Ce Lohengrin qu’aiment même ceux qui ne sont pas wagnériens, tant il est à part dans le corpus du maître allemand. Lohengrin, vous savez bien, c’est le chevalier au cygne. Beaucoup moins ténébreuse que toutes ces histoires moyenâgeuses parsemant « La Tétralogie », la légende s’apparente au conte de fée. Le preux chevalier revêtu de son armure étincelante arrive dans une barque tirée par un cygne pour sauver Elsa, la fille du roi, des noirs desseins du comte de Telramund. Mais après l’avoir épousée, le mystérieux chevalier met en garde la jeune mariée : »Tu ne dois jamais me demander d’où je viens, Elsa » la prévient-il. « Jamais!
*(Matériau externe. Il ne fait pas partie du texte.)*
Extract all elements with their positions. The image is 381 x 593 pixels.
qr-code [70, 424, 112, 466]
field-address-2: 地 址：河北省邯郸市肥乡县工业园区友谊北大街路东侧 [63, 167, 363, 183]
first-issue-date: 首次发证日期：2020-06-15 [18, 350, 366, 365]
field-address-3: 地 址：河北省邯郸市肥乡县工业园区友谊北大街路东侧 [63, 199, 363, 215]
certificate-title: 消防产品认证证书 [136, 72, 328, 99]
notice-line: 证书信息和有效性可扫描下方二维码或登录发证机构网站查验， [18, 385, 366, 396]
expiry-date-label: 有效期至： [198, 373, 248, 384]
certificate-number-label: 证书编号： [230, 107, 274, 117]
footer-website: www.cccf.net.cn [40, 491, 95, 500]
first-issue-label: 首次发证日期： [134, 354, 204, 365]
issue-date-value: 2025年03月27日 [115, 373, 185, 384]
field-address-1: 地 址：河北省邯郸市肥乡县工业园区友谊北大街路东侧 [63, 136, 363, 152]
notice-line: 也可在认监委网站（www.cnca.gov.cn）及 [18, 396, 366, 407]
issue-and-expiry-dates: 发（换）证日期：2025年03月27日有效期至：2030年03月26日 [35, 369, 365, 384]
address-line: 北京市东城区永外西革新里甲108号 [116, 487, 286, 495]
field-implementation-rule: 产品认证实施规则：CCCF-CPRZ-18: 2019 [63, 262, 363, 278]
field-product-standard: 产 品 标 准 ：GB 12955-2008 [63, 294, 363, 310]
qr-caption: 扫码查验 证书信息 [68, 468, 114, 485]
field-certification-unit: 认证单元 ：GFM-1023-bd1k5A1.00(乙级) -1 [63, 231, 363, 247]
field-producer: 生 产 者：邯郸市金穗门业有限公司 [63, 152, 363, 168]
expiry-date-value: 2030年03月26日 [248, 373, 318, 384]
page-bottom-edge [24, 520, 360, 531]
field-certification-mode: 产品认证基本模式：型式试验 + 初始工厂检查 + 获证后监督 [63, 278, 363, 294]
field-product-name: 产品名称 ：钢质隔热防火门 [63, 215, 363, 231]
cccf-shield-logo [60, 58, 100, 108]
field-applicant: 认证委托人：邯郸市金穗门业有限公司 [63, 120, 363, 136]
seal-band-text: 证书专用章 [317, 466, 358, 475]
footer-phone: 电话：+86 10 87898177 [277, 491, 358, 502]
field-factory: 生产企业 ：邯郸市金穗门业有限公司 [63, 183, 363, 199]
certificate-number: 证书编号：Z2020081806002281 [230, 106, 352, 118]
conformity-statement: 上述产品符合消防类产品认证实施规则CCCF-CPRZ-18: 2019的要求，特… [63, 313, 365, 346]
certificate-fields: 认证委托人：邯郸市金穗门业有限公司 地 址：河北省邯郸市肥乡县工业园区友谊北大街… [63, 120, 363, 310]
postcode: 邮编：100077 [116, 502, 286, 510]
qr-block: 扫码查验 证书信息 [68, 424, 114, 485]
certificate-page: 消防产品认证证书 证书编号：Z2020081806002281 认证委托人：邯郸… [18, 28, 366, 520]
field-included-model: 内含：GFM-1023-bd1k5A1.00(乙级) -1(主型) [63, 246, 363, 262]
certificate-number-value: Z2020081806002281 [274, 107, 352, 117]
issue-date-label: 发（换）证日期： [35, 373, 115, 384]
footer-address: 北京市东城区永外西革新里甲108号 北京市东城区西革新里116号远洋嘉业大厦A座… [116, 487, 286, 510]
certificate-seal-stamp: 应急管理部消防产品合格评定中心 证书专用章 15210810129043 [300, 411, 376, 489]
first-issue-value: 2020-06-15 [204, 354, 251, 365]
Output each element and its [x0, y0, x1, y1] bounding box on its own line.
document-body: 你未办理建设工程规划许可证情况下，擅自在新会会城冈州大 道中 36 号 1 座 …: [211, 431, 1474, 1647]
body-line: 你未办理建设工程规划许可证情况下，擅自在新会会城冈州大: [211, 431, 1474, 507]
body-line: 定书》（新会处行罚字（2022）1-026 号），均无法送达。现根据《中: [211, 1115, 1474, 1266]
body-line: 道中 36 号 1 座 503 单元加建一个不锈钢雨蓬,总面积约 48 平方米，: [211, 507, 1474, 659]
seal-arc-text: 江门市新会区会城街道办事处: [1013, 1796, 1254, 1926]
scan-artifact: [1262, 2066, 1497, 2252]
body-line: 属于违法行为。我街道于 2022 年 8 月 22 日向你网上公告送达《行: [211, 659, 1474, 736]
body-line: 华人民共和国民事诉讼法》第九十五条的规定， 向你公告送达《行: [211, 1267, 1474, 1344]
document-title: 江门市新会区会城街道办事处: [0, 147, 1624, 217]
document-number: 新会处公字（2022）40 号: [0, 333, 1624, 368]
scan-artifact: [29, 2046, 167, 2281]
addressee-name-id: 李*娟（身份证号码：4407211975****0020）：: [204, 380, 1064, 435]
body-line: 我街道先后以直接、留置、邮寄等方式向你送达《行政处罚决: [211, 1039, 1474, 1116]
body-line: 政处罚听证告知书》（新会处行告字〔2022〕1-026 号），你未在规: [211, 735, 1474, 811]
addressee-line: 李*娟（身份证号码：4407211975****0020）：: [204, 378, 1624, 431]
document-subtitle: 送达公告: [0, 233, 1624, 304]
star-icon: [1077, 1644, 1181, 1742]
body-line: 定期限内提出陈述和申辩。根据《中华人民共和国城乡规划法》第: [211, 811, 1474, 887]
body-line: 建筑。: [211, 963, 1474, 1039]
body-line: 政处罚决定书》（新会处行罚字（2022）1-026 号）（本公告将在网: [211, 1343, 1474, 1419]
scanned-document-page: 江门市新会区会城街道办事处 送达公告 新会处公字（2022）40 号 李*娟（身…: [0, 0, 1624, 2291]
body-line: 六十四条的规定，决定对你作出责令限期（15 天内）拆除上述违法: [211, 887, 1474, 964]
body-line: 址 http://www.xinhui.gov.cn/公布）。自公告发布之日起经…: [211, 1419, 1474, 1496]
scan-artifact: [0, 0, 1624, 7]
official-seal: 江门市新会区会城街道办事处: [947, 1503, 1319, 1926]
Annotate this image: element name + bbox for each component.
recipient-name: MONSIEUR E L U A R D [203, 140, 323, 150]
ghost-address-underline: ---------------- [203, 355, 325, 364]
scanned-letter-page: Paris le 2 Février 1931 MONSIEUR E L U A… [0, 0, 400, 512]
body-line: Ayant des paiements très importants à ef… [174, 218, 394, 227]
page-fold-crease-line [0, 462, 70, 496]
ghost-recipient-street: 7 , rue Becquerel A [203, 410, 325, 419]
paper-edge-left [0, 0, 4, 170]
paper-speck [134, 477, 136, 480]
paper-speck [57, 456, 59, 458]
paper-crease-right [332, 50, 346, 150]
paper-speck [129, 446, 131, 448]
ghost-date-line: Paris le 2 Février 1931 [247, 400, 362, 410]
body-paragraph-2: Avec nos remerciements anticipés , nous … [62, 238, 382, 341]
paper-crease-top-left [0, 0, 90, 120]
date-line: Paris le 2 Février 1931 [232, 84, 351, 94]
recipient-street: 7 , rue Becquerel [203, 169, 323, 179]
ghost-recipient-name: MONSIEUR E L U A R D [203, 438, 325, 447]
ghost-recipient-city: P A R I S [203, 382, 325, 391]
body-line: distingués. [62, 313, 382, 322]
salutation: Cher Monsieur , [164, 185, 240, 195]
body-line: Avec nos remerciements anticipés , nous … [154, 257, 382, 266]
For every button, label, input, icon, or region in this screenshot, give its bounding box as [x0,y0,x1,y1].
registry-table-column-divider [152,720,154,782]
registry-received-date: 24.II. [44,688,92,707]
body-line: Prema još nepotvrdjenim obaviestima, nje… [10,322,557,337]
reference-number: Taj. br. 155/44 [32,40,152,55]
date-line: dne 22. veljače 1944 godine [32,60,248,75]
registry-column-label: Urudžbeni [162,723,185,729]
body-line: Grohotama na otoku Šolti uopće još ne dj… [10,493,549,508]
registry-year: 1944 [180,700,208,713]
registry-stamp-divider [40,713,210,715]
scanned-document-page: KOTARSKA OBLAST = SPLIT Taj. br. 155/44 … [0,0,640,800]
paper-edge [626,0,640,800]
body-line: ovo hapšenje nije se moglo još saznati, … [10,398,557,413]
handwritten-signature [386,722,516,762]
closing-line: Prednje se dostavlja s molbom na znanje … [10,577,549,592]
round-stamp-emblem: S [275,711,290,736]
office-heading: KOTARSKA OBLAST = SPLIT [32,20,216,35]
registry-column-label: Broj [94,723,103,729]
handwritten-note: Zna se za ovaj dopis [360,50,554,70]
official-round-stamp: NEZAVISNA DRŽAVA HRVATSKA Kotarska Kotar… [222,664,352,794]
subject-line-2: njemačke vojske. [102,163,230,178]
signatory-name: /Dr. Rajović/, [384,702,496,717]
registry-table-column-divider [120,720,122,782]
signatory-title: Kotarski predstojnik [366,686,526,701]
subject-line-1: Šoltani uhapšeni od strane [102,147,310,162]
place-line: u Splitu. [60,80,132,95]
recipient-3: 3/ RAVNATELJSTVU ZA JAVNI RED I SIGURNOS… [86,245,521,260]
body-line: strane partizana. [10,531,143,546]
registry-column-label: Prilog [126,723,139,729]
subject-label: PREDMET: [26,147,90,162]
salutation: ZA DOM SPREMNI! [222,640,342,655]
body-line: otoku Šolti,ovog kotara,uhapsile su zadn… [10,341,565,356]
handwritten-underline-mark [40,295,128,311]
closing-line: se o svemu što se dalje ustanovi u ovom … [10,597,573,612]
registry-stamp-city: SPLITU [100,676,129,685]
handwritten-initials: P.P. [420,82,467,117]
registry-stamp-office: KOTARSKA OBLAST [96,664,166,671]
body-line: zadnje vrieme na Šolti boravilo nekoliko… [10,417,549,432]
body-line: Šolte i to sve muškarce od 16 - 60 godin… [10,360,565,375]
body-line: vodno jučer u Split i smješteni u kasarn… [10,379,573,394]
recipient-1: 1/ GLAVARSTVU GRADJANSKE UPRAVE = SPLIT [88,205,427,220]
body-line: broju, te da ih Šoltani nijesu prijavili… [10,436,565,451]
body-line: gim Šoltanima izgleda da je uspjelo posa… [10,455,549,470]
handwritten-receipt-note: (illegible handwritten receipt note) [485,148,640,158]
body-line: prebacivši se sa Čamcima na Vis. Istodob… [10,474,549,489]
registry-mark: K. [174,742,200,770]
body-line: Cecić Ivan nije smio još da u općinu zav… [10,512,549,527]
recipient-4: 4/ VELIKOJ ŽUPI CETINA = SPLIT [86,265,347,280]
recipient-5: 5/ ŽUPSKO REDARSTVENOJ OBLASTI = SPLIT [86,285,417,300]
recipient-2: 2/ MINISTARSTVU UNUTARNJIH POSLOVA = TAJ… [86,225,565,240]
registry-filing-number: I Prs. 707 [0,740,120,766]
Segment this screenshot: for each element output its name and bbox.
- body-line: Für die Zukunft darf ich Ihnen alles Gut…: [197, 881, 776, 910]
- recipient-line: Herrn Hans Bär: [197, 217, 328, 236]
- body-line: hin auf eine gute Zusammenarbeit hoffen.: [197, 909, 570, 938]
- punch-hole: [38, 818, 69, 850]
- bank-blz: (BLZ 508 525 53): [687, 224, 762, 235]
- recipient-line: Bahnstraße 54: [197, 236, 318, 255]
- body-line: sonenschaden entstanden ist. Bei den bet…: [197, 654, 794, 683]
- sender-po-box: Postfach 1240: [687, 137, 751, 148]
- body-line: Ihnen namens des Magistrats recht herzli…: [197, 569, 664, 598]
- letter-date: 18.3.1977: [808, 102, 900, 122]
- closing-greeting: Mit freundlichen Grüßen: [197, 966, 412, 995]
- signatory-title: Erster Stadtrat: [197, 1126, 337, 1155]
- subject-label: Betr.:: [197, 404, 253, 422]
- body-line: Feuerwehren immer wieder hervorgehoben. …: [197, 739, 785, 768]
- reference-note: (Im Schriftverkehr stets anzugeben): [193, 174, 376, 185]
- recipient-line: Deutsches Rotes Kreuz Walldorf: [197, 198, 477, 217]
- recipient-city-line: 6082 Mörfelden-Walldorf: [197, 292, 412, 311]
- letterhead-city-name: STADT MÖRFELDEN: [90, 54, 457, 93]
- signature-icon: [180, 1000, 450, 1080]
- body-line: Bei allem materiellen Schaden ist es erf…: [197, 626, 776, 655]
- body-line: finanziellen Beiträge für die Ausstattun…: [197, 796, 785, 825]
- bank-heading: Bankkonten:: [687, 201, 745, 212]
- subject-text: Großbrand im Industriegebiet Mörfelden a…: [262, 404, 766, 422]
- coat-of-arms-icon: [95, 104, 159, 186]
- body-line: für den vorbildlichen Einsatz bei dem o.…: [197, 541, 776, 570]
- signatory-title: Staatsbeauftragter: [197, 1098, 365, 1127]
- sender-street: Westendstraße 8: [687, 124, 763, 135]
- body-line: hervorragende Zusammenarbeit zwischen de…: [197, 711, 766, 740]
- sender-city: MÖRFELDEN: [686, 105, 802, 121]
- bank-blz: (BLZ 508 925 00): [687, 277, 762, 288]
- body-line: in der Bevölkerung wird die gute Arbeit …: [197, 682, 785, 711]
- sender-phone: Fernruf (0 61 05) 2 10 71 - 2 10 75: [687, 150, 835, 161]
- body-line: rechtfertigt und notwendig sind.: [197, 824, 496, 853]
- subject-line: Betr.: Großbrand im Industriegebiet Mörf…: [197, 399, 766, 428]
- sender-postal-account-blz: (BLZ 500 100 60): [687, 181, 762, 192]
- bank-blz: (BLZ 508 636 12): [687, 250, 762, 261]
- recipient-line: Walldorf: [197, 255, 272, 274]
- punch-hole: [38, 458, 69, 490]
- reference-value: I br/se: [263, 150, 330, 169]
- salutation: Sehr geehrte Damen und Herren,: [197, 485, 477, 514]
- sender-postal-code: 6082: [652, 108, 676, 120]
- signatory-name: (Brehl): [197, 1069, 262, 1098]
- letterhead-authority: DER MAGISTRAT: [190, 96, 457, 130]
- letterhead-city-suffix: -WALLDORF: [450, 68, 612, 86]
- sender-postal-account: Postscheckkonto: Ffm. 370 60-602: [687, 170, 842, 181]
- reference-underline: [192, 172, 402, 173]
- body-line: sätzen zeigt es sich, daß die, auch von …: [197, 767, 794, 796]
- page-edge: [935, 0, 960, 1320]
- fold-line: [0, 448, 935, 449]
Si tu romps cette promesse, je serai perdu pour toujours. » Vous imaginez ce qui arrive un jour, et pourquoi Lohengrin repartira à tout jamais, enlevé dans les airs par son cygne vers le château du Graal.

Lohengrin en CD. Photo: LBM

Etant donné que la mise en scène de cette production, signée Claus Guth , vient de la Scala de Milan, nous savons que nous n’aurons pas le droit de voir arriver le beau Jonas accompagné de son cygne. En 2012, à la Scala, le « petit génie » radical de la scène allemande avait transformé le flamboyant chevalier en une créature apeurée et tremblante, et Jonas Kaufmann était pleinement entré dans la peau de ce héros très humain. Si vous n’avez pas déjà réservé vos places depuis bien longtemps, vous pourrez vous consoler avec le très beau DVD Decca de 2009 dans lequel Jonas retrouve, dans le rôle d’Elsa, une de ses partenaires habituelles, la grande soprano dramatique allemande Anja Harteros.

« Offenbach sait faire comme le divin Mozart », aurait dit Wagner. Ce que nous pourrons vérifier en février en passant de la scène de Bastille à celle du Châtelet pour assister au « Fantasio » programmé par l’Opéra Comique. Car les travaux durant plus que prévu à l’Opéra Comique dont l’ouverture est reportée au mois d’avril, le Châtelet, avant de fermer à son tour pour travaux, accueille cet événement rarissime à ne pas manquer. Non seulement parce qu’Offenbach est un génie musical inventeur de l’opéra bouffe, mais parce qu’il s’agit d’une œuvre rarement donnée.
Il faut savoir que ce « Fantasio » est adapté d’une pièce de théâtre signée par Musset,
créé en 1866 après la mort de l’auteur. Nous sommes au début des années 1870, période pendant laquelle Offenbach cherche un second souffle après ses chefs d’œuvre estampillés Second Empire. Délaissant ses habituels complices Meilhac et Halévy, il se tourne vers le frère ainé du poète pour lui demander de lui écrire un livret adapté de la pièce. L’œuvre sera jouée quatorze fois, et sombrera, comme on dit, dans l’oubli, jusqu’aux années 2000.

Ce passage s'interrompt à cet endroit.